The report released Thursday positions the Canadian economy as an outperformer among its G7 counterparts.
The country has come through the COVID-19 pandemic “relatively well,” thanks in no small part to widespread compliance with public health measures and strong vaccine uptake, the report said.
And while most world economies have been affected by Russia’s war in Ukraine and the resultant disruptions to the global supply chain, Canada’s position as a commodity exporter means it has been “hit less hard” than other countries.
With both fiscal and monetary policy tightening in 2022, the IMF expects Canada’s economy will slow in the years ahead compared with the roaring return from the pandemic recession.
Unemployment is expected to rise to around 6.2 per cent as inflation returns to roughly two per cent by the end of 2024, according to IMF projections, which largely align with forecasts from both the Bank of Canada and the Liberal government.
Finance Minister and Deputy Prime Minister Chrystia Freeland on Thursday pointed to the report as proof-positive that the federal government is ready to navigate stormy economic waters.
“As we contend with the pandemic’s aftershocks, this remarkable economic recovery has allowed us to reinforce Canada’s social safety net without pouring fuel on the fire of inflation.

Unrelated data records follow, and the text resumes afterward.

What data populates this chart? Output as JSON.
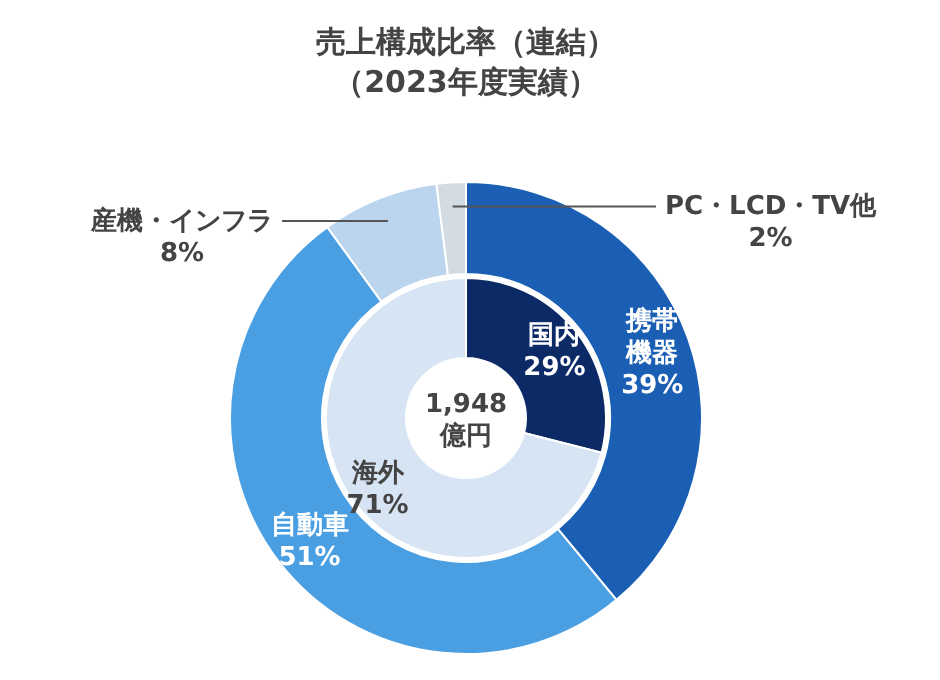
{
  "chart_data": [
    {
      "type": "donut",
      "title": "売上構成比率（連結）",
      "subtitle": "（2023年度実績）",
      "categories": [
        "携帯機器",
        "自動車",
        "産機・インフラ",
        "PC・LCD・TV他"
      ],
      "values": [
        39,
        51,
        8,
        2
      ],
      "value_labels": [
        "39%",
        "51%",
        "8%",
        "2%"
      ],
      "colors": [
        "#1a5fb4",
        "#4a9ee2",
        "#bcd5ee",
        "#d3dbe3"
      ],
      "annotations": [
        "1,948",
        "億円"
      ]
    },
    {
      "type": "donut",
      "categories": [
        "国内",
        "海外"
      ],
      "values": [
        29,
        71
      ],
      "value_labels": [
        "29%",
        "71%"
      ],
      "colors": [
        "#0b2a66",
        "#d6e4f3"
      ]
    }
  ]
}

And critically, it means that Canada faces the global economic slowdown from a position of fundamental strength,” she said in a statement.
But the IMF also outlines a series of risks to Canada’s outlook — both external factors and some unique to the Canadian economy — that could push the country into a steeper downturn than forecast.

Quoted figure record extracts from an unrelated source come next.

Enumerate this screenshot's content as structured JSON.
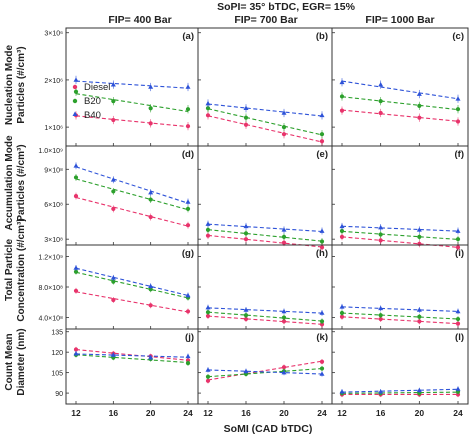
{
  "figure": {
    "super_title": "SoPI= 35° bTDC, EGR= 15%",
    "column_titles": [
      "FIP= 400 Bar",
      "FIP= 700 Bar",
      "FIP= 1000 Bar"
    ],
    "x_axis_label": "SoMI (CAD bTDC)",
    "row_labels": [
      [
        "Nucleation Mode",
        "Particles (#/cm³)"
      ],
      [
        "Accumulation Mode",
        "Particles (#/cm³)"
      ],
      [
        "Total Particle",
        "Concentration (#/cm³)"
      ],
      [
        "Count Mean",
        "Diameter (nm)"
      ]
    ],
    "legend": [
      {
        "name": "Diesel",
        "color": "#e8336b"
      },
      {
        "name": "B20",
        "color": "#2ca02c"
      },
      {
        "name": "B40",
        "color": "#2d52d8"
      }
    ]
  },
  "chart_data": {
    "type": "scatter",
    "x": [
      12,
      16,
      20,
      24
    ],
    "xticks": [
      "12",
      "16",
      "20",
      "24"
    ],
    "panel_letters": [
      "(a)",
      "(b)",
      "(c)",
      "(d)",
      "(e)",
      "(f)",
      "(g)",
      "(h)",
      "(i)",
      "(j)",
      "(k)",
      "(l)"
    ],
    "rows": [
      {
        "ylim": [
          600000,
          3100000
        ],
        "yticks": [
          {
            "v": 1000000,
            "label": "1×10⁶"
          },
          {
            "v": 2000000,
            "label": "2×10⁶"
          },
          {
            "v": 3000000,
            "label": "3×10⁶"
          }
        ],
        "panels": [
          {
            "Diesel": [
              1250000,
              1150000,
              1080000,
              1020000
            ],
            "B20": [
              1750000,
              1550000,
              1400000,
              1380000
            ],
            "B40": [
              2000000,
              1900000,
              1850000,
              1850000
            ]
          },
          {
            "Diesel": [
              1250000,
              1050000,
              850000,
              700000
            ],
            "B20": [
              1400000,
              1200000,
              1000000,
              850000
            ],
            "B40": [
              1500000,
              1400000,
              1300000,
              1250000
            ]
          },
          {
            "Diesel": [
              1350000,
              1300000,
              1200000,
              1120000
            ],
            "B20": [
              1650000,
              1550000,
              1450000,
              1380000
            ],
            "B40": [
              1950000,
              1900000,
              1700000,
              1600000
            ]
          }
        ]
      },
      {
        "ylim": [
          250000000,
          1100000000
        ],
        "yticks": [
          {
            "v": 300000000,
            "label": "3×10⁸"
          },
          {
            "v": 600000000,
            "label": "6×10⁸"
          },
          {
            "v": 900000000,
            "label": "9×10⁸"
          }
        ],
        "extra_top_label": "1.0×10⁹",
        "panels": [
          {
            "Diesel": [
              670000000,
              560000000,
              490000000,
              420000000
            ],
            "B20": [
              830000000,
              710000000,
              640000000,
              560000000
            ],
            "B40": [
              930000000,
              810000000,
              700000000,
              620000000
            ]
          },
          {
            "Diesel": [
              330000000,
              300000000,
              270000000,
              230000000
            ],
            "B20": [
              380000000,
              350000000,
              320000000,
              280000000
            ],
            "B40": [
              430000000,
              410000000,
              380000000,
              370000000
            ]
          },
          {
            "Diesel": [
              320000000,
              290000000,
              260000000,
              230000000
            ],
            "B20": [
              370000000,
              340000000,
              320000000,
              300000000
            ],
            "B40": [
              410000000,
              400000000,
              380000000,
              370000000
            ]
          }
        ]
      },
      {
        "ylim": [
          250000000,
          1350000000
        ],
        "yticks": [
          {
            "v": 400000000,
            "label": "4.0×10⁸"
          },
          {
            "v": 800000000,
            "label": "8.0×10⁸"
          },
          {
            "v": 1200000000,
            "label": "1.2×10⁹"
          }
        ],
        "panels": [
          {
            "Diesel": [
              750000000,
              630000000,
              560000000,
              480000000
            ],
            "B20": [
              1000000000,
              870000000,
              770000000,
              660000000
            ],
            "B40": [
              1050000000,
              920000000,
              810000000,
              690000000
            ]
          },
          {
            "Diesel": [
              420000000,
              380000000,
              350000000,
              310000000
            ],
            "B20": [
              470000000,
              430000000,
              400000000,
              350000000
            ],
            "B40": [
              530000000,
              500000000,
              480000000,
              460000000
            ]
          },
          {
            "Diesel": [
              410000000,
              380000000,
              350000000,
              320000000
            ],
            "B20": [
              460000000,
              430000000,
              410000000,
              380000000
            ],
            "B40": [
              540000000,
              520000000,
              500000000,
              480000000
            ]
          }
        ]
      },
      {
        "ylim": [
          82,
          137
        ],
        "yticks": [
          {
            "v": 90,
            "label": "90"
          },
          {
            "v": 105,
            "label": "105"
          },
          {
            "v": 120,
            "label": "120"
          },
          {
            "v": 135,
            "label": "135"
          }
        ],
        "panels": [
          {
            "Diesel": [
              122,
              119,
              117,
              114
            ],
            "B20": [
              118,
              116,
              115,
              112
            ],
            "B40": [
              119,
              118,
              116,
              117
            ]
          },
          {
            "Diesel": [
              99,
              105,
              109,
              113
            ],
            "B20": [
              102,
              104,
              106,
              108
            ],
            "B40": [
              107,
              106,
              105,
              104
            ]
          },
          {
            "Diesel": [
              89,
              89,
              89,
              89
            ],
            "B20": [
              90,
              90,
              90,
              91
            ],
            "B40": [
              91,
              91,
              92,
              93
            ]
          }
        ]
      }
    ]
  }
}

Home prices at ‘unsustainable heights’ during pandemic
The IMF said the rise in interest rates through 2022 has “triggered a welcome housing correction” after home prices rose to “unsustainable heights during the pandemic.”
The report said the run-up in home prices through the first half of 2021 was “fully explained” by the “historically low” mortgage rates on offer and the growing incomes of most Canadian households during the economic recovery.

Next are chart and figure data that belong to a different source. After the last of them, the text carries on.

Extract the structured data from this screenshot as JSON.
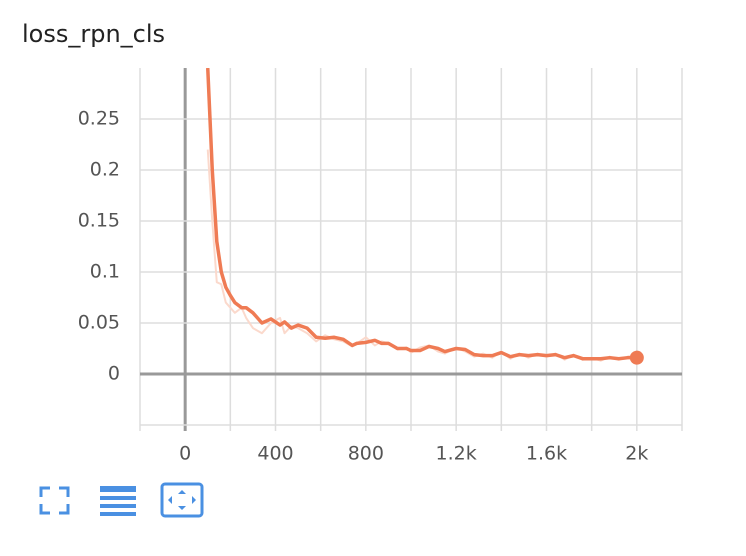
{
  "chart_data": {
    "type": "line",
    "title": "loss_rpn_cls",
    "x": [
      100,
      120,
      140,
      160,
      180,
      200,
      220,
      250,
      270,
      300,
      340,
      380,
      420,
      440,
      470,
      500,
      540,
      580,
      620,
      660,
      700,
      740,
      760,
      800,
      840,
      870,
      900,
      940,
      980,
      1000,
      1040,
      1080,
      1120,
      1150,
      1200,
      1240,
      1280,
      1320,
      1360,
      1400,
      1440,
      1480,
      1520,
      1560,
      1600,
      1640,
      1680,
      1720,
      1760,
      1800,
      1840,
      1880,
      1920,
      1960,
      2000
    ],
    "series": [
      {
        "color": "#fbd9cc",
        "values": [
          0.22,
          0.15,
          0.09,
          0.088,
          0.07,
          0.065,
          0.06,
          0.065,
          0.055,
          0.045,
          0.04,
          0.05,
          0.055,
          0.04,
          0.047,
          0.045,
          0.04,
          0.032,
          0.038,
          0.034,
          0.032,
          0.027,
          0.03,
          0.036,
          0.028,
          0.032,
          0.03,
          0.024,
          0.026,
          0.021,
          0.026,
          0.028,
          0.022,
          0.02,
          0.026,
          0.022,
          0.017,
          0.02,
          0.016,
          0.022,
          0.015,
          0.02,
          0.016,
          0.02,
          0.017,
          0.02,
          0.014,
          0.019,
          0.014,
          0.016,
          0.013,
          0.017,
          0.014,
          0.017,
          0.017
        ]
      },
      {
        "color": "#ef7b54",
        "values": [
          0.3,
          0.2,
          0.13,
          0.1,
          0.085,
          0.077,
          0.07,
          0.065,
          0.065,
          0.06,
          0.05,
          0.054,
          0.048,
          0.051,
          0.045,
          0.048,
          0.045,
          0.036,
          0.035,
          0.036,
          0.034,
          0.028,
          0.03,
          0.031,
          0.033,
          0.03,
          0.03,
          0.025,
          0.025,
          0.023,
          0.023,
          0.027,
          0.025,
          0.022,
          0.025,
          0.024,
          0.019,
          0.018,
          0.018,
          0.021,
          0.017,
          0.019,
          0.018,
          0.019,
          0.018,
          0.019,
          0.016,
          0.018,
          0.015,
          0.015,
          0.015,
          0.016,
          0.015,
          0.016,
          0.016
        ]
      }
    ],
    "xlim": [
      -200,
      2200
    ],
    "ylim": [
      -0.05,
      0.3
    ],
    "xticks": [
      0,
      400,
      800,
      {
        "value": 1200,
        "label": "1.2k"
      },
      {
        "value": 1600,
        "label": "1.6k"
      },
      {
        "value": 2000,
        "label": "2k"
      }
    ],
    "yticks": [
      0,
      0.05,
      0.1,
      0.15,
      0.2,
      0.25
    ],
    "xgrid": [
      -200,
      0,
      200,
      400,
      600,
      800,
      1000,
      1200,
      1400,
      1600,
      1800,
      2000,
      2200
    ],
    "ygrid": [
      -0.05,
      0,
      0.05,
      0.1,
      0.15,
      0.2,
      0.25
    ],
    "grid": true
  }
}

With higher rates now cooling the housing market, the IMF expects home prices in Canada to drop 20 per cent or more from their peak to trough before settling.
As of October, the average home sale price in Canada has declined 18 per cent on a seasonally adjusted basis from the peak in February, according to figures from the Canadian Real Estate Association (CREA).
The report states that the financial system is “likely to remain resilient” even as costlier mortgages weigh on Canadian households, but the IMF also flags a need to boost the supply of housing to properly address affordability.
Inflation could prove stickier
The annual inflation rate in Canada eased to 6.9 per cent in October, down from the peak of 8.1 per cent in June but still well above the Bank of Canada’s target of 2.0 per cent.
While the IMF agrees with the central bank’s timeframe for returning inflation levels to target within two years’ time, the job “could prove more challenging than expected,” the report states.
If inflation stays higher than baseline past 2024, or if expectations de-anchor and the Bank of Canada is forced to push its policy rate even higher to keep consumer and business confidence in its mandate, the economy could slow more than currently anticipated.
“This would result in slower growth as well as a faster housing correction,” the IMF report reads.
Further spillover from Russia’s war and other global risks
Continued commodity price volatility adds to the uncertainty of the war’s impact, and the possible need for additional sanctions on Russia could hurt Canadian trade prospects, the IMF said.
Broader conflicts like this and a reduction in international co-operation threaten to fracture the existing global financial system, the IMF notes.
Canada should continue to push its co-operative approaches on the world stage, the fund argues, through multilateral trade agreements and joint efforts for climate change mitigation.
Other threats to Canada’s outlook include additional COVID-19 outbreaks in less vaccinated countries and the risk of cyberattacks compromising physical or digital infrastructure.